The second challenge was that adding more systems to expedite mailings actually exacerbated the scalability problem. We had to do that, however, to help you get your word out.
Thirdly, because system performance was slow, upgrading elements on Wednesday with changes to address the issue was also time-consuming. Incremental improvements during the day to alleviate the load on the relevant systems were difficult to deploy, delaying the benefits each one brought.
Finally, the slow-down affected internal data replication, the option to switch traffic to a different (faster) set of machines wasn’t available to us, as that would effectively force us into data loss.

The team worked throughout the day and throughout the night to get all the mailings out as quickly as possible.
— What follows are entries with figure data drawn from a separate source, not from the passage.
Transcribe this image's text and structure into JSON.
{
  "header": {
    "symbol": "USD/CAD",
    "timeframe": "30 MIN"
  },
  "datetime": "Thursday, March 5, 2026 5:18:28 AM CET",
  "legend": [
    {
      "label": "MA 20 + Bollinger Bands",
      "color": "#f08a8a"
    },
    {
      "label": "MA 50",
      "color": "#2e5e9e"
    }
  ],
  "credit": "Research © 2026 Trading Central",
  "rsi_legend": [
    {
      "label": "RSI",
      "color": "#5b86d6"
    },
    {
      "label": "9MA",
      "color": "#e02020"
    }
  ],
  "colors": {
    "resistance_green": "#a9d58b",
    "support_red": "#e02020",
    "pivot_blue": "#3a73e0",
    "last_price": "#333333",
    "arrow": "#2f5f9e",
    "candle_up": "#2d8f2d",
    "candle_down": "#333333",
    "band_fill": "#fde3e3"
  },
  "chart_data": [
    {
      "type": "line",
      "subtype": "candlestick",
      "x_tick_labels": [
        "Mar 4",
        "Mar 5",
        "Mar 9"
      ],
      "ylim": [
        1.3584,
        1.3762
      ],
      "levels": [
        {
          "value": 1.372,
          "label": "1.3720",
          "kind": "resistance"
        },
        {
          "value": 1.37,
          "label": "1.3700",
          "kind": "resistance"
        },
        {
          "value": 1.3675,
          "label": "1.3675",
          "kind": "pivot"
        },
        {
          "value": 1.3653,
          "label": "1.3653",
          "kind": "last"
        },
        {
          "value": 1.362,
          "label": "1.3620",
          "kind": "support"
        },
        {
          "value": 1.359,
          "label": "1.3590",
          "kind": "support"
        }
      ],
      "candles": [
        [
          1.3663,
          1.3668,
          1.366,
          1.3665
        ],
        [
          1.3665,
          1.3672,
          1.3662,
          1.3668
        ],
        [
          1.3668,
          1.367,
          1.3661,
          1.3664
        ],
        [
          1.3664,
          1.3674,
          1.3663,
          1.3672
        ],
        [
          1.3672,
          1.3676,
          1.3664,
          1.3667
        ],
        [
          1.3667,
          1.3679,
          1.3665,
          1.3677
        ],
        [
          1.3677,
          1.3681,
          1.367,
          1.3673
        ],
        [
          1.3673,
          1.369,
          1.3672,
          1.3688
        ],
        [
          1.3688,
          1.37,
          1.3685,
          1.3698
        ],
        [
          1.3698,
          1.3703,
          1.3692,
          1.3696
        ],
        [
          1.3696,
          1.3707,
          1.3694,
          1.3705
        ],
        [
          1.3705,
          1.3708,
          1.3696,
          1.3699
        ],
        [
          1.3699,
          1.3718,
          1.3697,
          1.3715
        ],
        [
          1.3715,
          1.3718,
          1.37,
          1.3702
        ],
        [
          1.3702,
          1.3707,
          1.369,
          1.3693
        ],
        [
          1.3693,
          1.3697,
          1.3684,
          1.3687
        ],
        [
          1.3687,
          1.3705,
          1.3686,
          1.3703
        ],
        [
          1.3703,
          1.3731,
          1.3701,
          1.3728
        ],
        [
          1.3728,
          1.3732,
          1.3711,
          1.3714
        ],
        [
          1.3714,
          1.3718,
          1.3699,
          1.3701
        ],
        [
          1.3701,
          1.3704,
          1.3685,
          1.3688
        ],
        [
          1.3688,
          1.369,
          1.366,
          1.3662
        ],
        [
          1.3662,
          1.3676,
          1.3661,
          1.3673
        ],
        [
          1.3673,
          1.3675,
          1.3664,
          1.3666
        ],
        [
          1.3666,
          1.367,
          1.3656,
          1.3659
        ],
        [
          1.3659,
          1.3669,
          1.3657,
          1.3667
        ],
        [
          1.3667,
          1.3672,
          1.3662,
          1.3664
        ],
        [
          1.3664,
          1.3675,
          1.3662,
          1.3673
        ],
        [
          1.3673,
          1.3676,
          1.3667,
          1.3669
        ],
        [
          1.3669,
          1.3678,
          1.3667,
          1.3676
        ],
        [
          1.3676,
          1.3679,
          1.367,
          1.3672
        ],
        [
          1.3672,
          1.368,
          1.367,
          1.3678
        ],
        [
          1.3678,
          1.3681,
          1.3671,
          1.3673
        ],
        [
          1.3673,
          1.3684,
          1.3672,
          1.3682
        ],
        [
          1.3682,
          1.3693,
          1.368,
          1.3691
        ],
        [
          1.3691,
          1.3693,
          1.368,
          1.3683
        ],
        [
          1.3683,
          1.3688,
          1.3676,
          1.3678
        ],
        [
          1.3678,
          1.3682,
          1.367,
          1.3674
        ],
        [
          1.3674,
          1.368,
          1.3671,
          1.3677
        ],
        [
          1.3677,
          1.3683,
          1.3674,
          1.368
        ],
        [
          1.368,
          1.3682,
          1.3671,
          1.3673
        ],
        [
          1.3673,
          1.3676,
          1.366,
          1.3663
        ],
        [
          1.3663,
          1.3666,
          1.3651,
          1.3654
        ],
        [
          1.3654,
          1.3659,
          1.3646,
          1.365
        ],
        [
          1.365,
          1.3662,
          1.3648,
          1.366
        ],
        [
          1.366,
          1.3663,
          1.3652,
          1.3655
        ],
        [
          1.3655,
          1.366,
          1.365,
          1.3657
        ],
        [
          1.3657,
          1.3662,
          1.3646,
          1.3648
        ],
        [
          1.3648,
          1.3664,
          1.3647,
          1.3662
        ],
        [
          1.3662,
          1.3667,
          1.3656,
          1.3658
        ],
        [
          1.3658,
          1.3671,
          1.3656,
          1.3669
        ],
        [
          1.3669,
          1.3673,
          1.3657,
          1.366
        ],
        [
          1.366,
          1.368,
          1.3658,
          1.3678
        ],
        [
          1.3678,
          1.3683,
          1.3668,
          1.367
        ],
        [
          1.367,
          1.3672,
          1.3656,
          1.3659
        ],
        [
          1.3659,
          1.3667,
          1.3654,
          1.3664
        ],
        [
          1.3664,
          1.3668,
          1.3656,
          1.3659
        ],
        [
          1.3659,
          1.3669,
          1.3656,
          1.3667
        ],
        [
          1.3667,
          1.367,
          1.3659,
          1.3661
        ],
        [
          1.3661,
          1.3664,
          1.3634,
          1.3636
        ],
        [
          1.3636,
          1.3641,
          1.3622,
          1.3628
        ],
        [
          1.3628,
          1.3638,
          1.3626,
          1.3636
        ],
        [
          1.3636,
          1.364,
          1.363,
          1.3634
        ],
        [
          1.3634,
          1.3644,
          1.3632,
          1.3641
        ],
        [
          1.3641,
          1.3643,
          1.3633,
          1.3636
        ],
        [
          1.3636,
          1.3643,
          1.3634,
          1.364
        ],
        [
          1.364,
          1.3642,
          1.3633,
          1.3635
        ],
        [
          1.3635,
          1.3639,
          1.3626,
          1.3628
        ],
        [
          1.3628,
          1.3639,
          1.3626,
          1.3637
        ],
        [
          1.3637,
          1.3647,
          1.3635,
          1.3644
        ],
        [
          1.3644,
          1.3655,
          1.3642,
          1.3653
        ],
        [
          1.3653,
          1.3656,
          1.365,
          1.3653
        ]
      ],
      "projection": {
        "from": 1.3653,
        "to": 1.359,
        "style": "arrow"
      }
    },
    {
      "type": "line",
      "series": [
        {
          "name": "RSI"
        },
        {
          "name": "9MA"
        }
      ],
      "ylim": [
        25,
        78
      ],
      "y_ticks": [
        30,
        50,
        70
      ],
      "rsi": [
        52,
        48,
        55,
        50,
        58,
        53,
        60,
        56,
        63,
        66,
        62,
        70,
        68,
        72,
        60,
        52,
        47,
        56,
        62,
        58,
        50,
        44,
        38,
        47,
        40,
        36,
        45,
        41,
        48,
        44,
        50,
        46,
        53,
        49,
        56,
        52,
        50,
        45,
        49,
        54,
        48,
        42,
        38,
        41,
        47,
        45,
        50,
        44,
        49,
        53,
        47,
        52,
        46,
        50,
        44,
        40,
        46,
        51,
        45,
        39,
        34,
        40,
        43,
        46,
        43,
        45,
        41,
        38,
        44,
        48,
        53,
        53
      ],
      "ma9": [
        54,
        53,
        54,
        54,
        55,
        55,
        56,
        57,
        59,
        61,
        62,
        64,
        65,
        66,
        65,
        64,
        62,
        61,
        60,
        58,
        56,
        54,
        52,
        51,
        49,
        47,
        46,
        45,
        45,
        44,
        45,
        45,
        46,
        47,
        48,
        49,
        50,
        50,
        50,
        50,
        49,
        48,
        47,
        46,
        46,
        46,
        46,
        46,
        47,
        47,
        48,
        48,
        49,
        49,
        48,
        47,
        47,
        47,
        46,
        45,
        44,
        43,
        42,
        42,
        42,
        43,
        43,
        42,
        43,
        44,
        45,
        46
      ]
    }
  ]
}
In parallel, the misbehaving component was identified, along with the solutions to lighten its burdens. That, eventually, and very late at night (or very early in the morning, depending on one’s perspective), mostly worked. For many clients, the next day’s mailings were better, and the incident posted here was closed. The team worked to address some edge cases, notably for a few large lists on our ASAP schedule, which could still be unexpectedly slow.

Downstream Effects

On Monday morning (July 12) we became aware that, related to this incident, some RSS-based Express schedule mailings were not working successfully. That was addressed that day, and if you were affected by that issue you can resend any email by following these instructions.

All mailings are now 100% correct and performing at (or better than) historic levels.

Lessons and Next Steps

Technically, we’re reviewing (1) how to better handle email coordination more scalably in the future, (2) where other latent scale problems may be lurking, and (3) how to better detect and manage them before they become unexpected crises.

From a customer communication perspective, looking back, I was premature in closing the incident, and on Monday morning we should have had an in-app banner directing Express schedule clients to check their mailings once we knew that some of these lists had had problems.

We’ll be more cognizant of communicating post-incident actions and alerts in the future, and I acknowledge that this was a misstep on my part.

Posted Jul 13, 2021 - 12:09 EDT

Resolved

Mailings are now running on time and at their usual pace.

Posted Jul 08, 2021 - 03:13 EDT

Update

We have identified the component responsible for the slow down in today's mailings. An update is being rolled out across the FeedBlitz architecture and we expect mailing performance to return to normal as that proceeds. We appreciate your patience as we bring the system back to expected performance levels.

Posted Jul 07, 2021 - 14:02 EDT

Monitoring

Due to an earlier database issue, mailings started after 1:00 am eastern are running slowly as the system catches up. We are tracking progress and apologize for any inconvenience caused.

Posted Jul 07, 2021 - 03:58 EDT

This incident affected: Email Marketing.